Cette attitude énergique en imposa ; aussi, après avoir donné ordre de transporter ces blessés dans des salles plus éloignées où ils devaient être soignés par des infirmiers allemands, les deux inspecteurs se rendirent aux autres ambulances. Un témoin de la scène les y avait rapidement précédés et signalés ; les malades et blessés qui étaient levés s'étaient recouchés, et la visite se passa sans désagrément. Ce même jour encore s'était présenté dans les ambulances une sorte d'officier, coiffé d'un large chapeau, portant un habit à basques retroussées, une croix épiscopale au col : c'était le Prédicateur de la Cour Impériale qui venait visiter ses compatriotes blessés et malades ; on lui demanda s'il désirait passer dans la salle des typhiques : il refusa.

Avant le départ des ennemis, leurs blessés les plus atteints furent enlevés avec la literie sur laquelle ils reposaient ; les autres, auxquels étaient venus s'adjoindre une trentaine d'éclopés, furent, ainsi que les blessés et malades français, qui à plusieurs reprises avaient failli être évacués comme prisonniers, oubliés dans le désarroi. Le 11, au commencement de l'après-midi, Mlle d'Avril les prévint et les assura qu'il ne leur serait point fait de mal. Leur frayeur néanmoins fut telle qu'ils se rendirent immédiatement, sans avoir besoin d'être aidés, dans la salle où se tenaient les infirmières, estimant que nulle part ailleurs ils ne seraient plus en sûreté.

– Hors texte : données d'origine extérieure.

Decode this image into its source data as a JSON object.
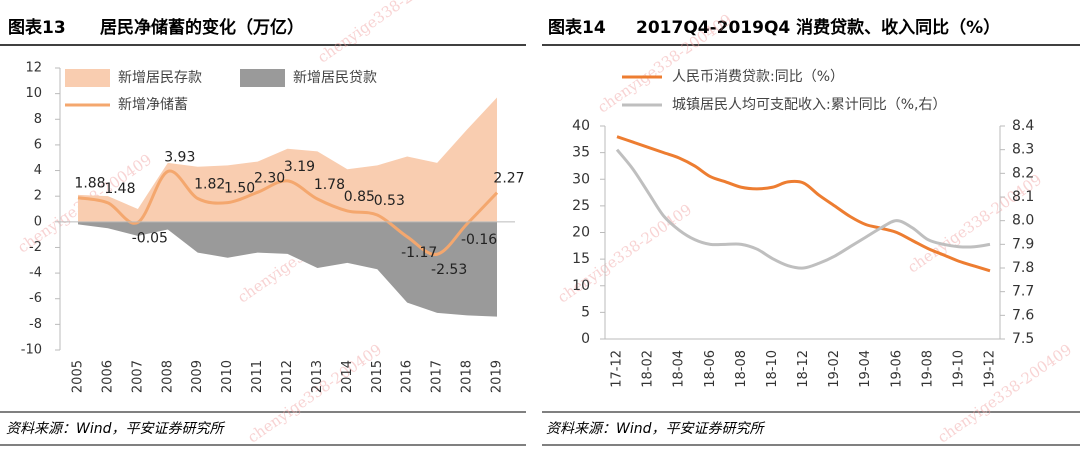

En effet, la délivrance approchait ; ceux qui, séparés du reste du monde par l'occupation germanique, avaient si souvent essayé, en ces jours d'angoisse, de deviner les événements masqués par ces allées et venues affairées ; ceux qui tant de fois avaient prêté une oreille inquiète au roulement lointain et ininterrompu du canon, ceux-là apprirent bientôt qu'ils avaient entendu les échos de la bataille libératrice, la victoire de la Marne.

3 LA DELIVRANCE

Indices d'espérance - Départ de l'ennemi - La bataille - Les blessés et les morts - Les prisonniers allemands.

Le canon dont le bruit, après s'être éloigné vers le sud, se rapprochait chaque ,jour, le passage de blessés allemands de plus en plus nombreux, que leurs conducteurs ne devaient pas diriger sur Reims, ni déposer à Fismes, à moins qu'ils ne fussent grièvement atteints, les allées et venues multipliées et, semblait-il, désordonnées, faisaient juger aux habitants, tant on croit facilement ce que l'on désire, que tout n'allait pas pour le mieux dans les affaires des ennemis. Eux, cependant, annonçaient fièrement la reddition de Maubeuge avec quarante mille hommes de garnison, une grande bataille gagnée au-delà de Vertus ; certains prétendaient même que trois forts de Paris avaient été emportés et que la ville était sur le point de se rendre (mardi 8 septembre).

D'autre part, une religieuse infirmière de l'hospice avait surpris une conversation entre un major et un blessé allemand ; ils s'entretenaient d'une bataille engagée depuis la veille et où leurs troupes jouaient leur va-tout.

Le 9, on entendit une forte canonnade dans la direction de l'ouest. A trois heures, deux ouvriers qui, les jours précédents, avaient travaillé à Ambleny, racontèrent que les Prussiens se repliaient de ce côté ; aussitôt on en conclut que les Anglais arrivaient. A six heures, une alerte sonna ; un détachement équipé et armé se porta rapidement sur la route de Soissons, explora les Grands-Bois et les abords de la voie ferrée vers Bazoches, puis revint en chantant la Marche au Rhin ; on avait cru que les Français arrivaient par là.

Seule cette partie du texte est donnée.